The number of use cases discovered for DALL-E is surprising. DALL-E is being used to create augmented reality filters. A chef in Miami is using it to find new ways to cook. DALL-E can be used to create cheap environments and objects in the metaverse.
It makes sense to worry about what automation might do to professional illustrators. Many jobs are lost. DALL-E could be useful in their work. They could ask DALL-E to sketch out a few concepts before they started. I used the tool to suggest alternate platformer logos.
I will keep the logo I have. If I were an artist, I would appreciate the alternate suggestions.
It is worth thinking about how these tools might open up for people who wouldn't have the money to hire an illustrator. I wrote my own comic books when I was a kid, but never improved my illustrations. What if I told DALL-E to draw all my heroes for me?
This doesn't seem like a tool that most people would use. In the coming months and years, we will find more and more creative applications of tech like this: in e- commerce, in social apps, in the home and at work. If the copyright issues get sorted out, it could be one of the most powerful tools for changing culture. I don't know if using artificial intelligence to create images of protected works is fair use or not. Do you want to see DALL-E's take on "Batman eating a sandwich"?

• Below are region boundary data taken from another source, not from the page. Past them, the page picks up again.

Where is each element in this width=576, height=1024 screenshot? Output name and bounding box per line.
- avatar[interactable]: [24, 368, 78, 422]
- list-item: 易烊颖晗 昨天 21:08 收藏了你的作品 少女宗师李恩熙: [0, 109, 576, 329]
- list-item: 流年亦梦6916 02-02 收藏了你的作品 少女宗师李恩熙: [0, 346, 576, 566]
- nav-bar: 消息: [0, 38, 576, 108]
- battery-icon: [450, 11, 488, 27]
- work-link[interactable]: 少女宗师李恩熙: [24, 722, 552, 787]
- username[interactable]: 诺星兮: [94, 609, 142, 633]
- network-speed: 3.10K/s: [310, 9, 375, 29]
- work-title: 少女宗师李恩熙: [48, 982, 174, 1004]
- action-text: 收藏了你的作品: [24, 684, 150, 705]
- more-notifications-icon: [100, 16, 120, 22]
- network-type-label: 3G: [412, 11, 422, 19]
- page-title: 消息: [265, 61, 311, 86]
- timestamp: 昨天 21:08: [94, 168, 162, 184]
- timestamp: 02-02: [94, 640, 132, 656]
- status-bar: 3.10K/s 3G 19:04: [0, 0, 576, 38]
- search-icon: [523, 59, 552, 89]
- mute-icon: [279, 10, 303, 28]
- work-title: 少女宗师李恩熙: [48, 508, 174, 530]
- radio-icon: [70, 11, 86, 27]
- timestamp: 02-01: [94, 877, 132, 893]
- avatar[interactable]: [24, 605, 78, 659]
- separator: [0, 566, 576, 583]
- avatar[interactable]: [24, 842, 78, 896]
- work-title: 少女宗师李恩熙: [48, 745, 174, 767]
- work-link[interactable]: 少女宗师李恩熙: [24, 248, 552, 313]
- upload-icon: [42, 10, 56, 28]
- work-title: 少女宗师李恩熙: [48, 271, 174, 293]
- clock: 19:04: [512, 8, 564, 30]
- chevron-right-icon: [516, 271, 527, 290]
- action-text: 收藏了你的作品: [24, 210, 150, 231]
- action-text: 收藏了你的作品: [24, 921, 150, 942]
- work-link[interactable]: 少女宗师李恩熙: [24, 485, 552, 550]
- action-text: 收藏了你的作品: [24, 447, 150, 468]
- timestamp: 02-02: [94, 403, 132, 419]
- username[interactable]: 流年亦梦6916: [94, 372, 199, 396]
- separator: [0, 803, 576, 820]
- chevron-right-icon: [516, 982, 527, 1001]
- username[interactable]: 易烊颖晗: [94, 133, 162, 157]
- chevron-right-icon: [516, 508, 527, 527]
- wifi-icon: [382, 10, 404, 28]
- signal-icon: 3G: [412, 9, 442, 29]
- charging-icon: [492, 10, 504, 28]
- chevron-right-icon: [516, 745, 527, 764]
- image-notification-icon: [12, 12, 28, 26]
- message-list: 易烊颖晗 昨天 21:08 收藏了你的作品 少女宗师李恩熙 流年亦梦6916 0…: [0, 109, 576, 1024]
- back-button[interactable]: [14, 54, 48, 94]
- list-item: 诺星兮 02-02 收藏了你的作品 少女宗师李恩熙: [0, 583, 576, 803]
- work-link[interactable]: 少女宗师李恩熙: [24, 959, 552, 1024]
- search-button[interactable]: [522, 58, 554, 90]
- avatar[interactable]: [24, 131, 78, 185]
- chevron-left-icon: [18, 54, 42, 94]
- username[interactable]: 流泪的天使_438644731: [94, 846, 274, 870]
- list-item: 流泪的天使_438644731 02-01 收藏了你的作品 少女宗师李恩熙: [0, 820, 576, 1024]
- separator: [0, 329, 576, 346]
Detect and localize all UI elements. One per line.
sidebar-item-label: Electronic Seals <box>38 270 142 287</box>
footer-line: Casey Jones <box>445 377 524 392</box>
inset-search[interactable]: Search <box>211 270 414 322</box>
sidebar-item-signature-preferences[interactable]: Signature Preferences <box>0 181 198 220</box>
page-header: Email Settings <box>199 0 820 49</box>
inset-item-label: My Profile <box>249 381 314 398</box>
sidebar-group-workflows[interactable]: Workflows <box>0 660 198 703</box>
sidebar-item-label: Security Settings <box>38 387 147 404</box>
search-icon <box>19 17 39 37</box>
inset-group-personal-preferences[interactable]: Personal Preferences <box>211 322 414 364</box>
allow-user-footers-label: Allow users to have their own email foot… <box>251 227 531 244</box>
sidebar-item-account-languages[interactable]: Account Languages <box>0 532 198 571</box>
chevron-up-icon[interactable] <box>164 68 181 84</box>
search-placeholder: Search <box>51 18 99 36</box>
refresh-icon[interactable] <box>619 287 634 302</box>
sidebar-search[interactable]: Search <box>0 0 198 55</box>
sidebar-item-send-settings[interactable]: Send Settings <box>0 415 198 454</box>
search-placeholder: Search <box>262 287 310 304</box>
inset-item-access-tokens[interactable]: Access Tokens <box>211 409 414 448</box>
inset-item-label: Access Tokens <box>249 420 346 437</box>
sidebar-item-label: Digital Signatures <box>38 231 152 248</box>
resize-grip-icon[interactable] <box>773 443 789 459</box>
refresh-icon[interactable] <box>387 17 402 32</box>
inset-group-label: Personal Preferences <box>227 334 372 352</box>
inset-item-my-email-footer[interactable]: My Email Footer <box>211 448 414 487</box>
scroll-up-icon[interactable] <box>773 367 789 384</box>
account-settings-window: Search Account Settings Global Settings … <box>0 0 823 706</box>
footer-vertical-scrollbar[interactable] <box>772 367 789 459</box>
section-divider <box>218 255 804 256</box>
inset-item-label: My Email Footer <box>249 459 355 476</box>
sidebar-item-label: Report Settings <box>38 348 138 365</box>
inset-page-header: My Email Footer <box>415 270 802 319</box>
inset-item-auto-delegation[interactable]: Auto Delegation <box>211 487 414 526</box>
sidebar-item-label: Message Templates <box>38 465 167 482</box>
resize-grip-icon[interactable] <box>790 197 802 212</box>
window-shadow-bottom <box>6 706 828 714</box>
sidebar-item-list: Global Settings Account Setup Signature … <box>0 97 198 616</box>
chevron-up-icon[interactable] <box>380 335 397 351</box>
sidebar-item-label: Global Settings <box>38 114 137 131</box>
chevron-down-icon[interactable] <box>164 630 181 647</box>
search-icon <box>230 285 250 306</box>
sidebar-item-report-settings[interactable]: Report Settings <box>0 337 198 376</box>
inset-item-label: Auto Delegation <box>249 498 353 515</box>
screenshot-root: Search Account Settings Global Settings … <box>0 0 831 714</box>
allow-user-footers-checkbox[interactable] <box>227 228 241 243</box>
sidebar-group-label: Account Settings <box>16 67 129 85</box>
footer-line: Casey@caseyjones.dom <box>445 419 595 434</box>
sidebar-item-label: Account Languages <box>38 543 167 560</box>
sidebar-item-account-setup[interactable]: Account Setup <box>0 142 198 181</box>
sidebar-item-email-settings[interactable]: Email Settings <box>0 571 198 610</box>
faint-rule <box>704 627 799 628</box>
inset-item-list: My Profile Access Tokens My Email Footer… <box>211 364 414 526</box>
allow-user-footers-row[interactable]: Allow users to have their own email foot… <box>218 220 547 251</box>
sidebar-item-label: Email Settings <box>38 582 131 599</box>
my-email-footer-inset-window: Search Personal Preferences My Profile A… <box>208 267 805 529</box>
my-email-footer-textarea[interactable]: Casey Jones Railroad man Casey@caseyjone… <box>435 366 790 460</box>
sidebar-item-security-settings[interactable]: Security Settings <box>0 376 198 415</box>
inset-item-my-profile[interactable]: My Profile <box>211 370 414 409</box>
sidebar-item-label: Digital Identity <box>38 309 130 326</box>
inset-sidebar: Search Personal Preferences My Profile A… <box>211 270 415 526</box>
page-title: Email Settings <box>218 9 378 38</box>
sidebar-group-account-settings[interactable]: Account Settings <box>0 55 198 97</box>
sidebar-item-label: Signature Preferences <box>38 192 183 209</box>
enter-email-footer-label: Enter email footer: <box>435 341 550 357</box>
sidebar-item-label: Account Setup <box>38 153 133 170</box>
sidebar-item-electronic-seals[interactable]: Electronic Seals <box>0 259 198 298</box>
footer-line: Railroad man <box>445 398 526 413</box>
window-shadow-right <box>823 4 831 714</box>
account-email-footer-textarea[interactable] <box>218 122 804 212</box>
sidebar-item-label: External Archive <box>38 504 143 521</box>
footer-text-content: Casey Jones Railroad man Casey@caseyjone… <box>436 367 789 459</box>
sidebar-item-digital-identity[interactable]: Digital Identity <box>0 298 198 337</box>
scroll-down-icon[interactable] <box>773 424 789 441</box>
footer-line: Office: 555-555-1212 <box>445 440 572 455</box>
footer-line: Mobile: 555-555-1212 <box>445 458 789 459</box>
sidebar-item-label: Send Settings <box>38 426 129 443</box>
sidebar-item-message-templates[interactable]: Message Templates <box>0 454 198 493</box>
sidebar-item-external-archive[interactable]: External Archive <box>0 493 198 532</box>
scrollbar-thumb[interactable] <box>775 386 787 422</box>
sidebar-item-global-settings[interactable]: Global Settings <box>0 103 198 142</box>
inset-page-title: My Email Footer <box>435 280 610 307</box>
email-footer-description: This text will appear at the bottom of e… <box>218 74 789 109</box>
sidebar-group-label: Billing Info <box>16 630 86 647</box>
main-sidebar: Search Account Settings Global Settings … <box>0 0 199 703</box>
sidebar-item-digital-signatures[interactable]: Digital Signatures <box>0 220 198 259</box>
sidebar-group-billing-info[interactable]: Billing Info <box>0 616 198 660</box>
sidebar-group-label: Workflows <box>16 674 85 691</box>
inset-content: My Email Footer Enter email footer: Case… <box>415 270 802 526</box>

I think we will see some harmful uses of this tool. I trust OpenAI to enforce strong policies against the misuse of DALL-E, but surely similar tools will emerge and take more of a moderation approach. The technology is only going to get better, as people are already creating pornographic, often deep fakes, to harass their exes.
When a new technology is released, we tend to focus on its happier and more playful uses only to overlook how it could be used in the future. I am thrilled that I have been able to use DALL-E, but I am worried about what similar tools could do in the hands of companies that aren't as strict.
What positive uses of this technology could be found at scale? What does the creation of artificial intelligence do to our sense of reality? We don't know what to make of what we see.
DALL-E is a breakthrough in consumer tech. Is it the start of a creative revolution or something more worrisome? It is adding 1,000 users a week. It's time to discuss its implications before the rest of the world does.